Royal Mail’s £50m fine by Ofcom for breaking competition law is an embarrassment to new chief executive Rico Back who has only been in the top seat since June. While the matter dates back four years, a time when Royal Mail was run by Moya Greene, staff and shareholders will still look to Back to make sure the company’s legal advisers win an appeal.

“The fine – should it be upheld – would have a notable impact on Royal Mail’s current year earnings. It accounts for approximately 10% of its forecast adjusted pre-tax profit for the financial year ending 31 March 2019.

“While Royal Mail will no doubt fight this matter hard in the courts, management could do without such a distraction at a time when they are trying to modernise the business and improve profit margins.”

Antofagasta

“Today’s results from copper producer Antofagasta fall down on nearly every measure.
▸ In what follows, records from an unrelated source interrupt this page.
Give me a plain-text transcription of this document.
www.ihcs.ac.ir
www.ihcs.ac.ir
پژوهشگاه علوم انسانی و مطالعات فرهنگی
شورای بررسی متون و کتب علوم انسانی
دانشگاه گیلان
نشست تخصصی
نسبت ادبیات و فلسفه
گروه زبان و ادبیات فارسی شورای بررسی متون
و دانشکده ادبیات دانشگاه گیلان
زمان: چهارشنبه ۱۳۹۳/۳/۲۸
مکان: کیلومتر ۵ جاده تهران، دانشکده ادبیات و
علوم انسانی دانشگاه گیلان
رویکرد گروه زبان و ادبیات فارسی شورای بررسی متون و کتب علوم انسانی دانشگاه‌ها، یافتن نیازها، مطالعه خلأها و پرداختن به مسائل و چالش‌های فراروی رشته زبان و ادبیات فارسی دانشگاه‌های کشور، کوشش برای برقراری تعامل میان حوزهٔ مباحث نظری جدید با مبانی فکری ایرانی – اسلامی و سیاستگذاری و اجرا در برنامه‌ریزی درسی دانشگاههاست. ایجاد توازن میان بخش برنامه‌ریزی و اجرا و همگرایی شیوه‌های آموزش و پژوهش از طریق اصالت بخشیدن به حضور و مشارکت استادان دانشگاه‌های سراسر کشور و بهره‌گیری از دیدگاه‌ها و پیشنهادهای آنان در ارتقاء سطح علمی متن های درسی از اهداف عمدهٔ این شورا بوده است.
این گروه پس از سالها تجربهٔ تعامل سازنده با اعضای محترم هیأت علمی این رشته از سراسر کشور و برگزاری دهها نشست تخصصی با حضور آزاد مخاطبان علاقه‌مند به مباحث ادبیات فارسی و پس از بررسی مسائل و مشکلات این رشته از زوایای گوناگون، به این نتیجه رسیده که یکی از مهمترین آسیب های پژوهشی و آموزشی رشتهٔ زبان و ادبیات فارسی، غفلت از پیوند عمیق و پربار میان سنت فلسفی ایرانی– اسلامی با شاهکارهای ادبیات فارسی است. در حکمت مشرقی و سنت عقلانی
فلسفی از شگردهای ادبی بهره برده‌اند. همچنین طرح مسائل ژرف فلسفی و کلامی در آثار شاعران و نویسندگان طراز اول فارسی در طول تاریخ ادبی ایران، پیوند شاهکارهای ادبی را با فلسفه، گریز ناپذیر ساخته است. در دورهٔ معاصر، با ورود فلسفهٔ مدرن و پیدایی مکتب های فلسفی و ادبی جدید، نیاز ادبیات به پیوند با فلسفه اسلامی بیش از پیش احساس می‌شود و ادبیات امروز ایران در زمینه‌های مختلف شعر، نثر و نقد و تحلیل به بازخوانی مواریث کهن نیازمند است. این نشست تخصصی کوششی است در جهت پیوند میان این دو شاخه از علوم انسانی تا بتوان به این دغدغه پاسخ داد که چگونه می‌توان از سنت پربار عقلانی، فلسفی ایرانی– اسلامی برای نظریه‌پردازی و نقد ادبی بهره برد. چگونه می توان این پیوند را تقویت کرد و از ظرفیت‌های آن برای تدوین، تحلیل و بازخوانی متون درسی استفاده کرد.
Earnings, margins and the dividend are all well short of what had been pencilled in by analysts.

“The blame is pinned on production issues, higher input costs and a stronger Chilean peso and for now the market appears happy to take the company at its word that this was just a bad half year period and that things will get much better in the second half.

“The shares have fallen since early June. However, the highs achieved by the stock during that period were driven by a spike in copper prices, in turn the result of miners threatening to strike in Chile and potentially cause major supply disruption.

“Putting this fairly anomalous trading to one side, the shares have barely shifted in the last 12 months. If the company is unable to follow through on the guided second half improvement, underpinned by a reduction in costs and rising output, then the share price could suffer heavier damage.”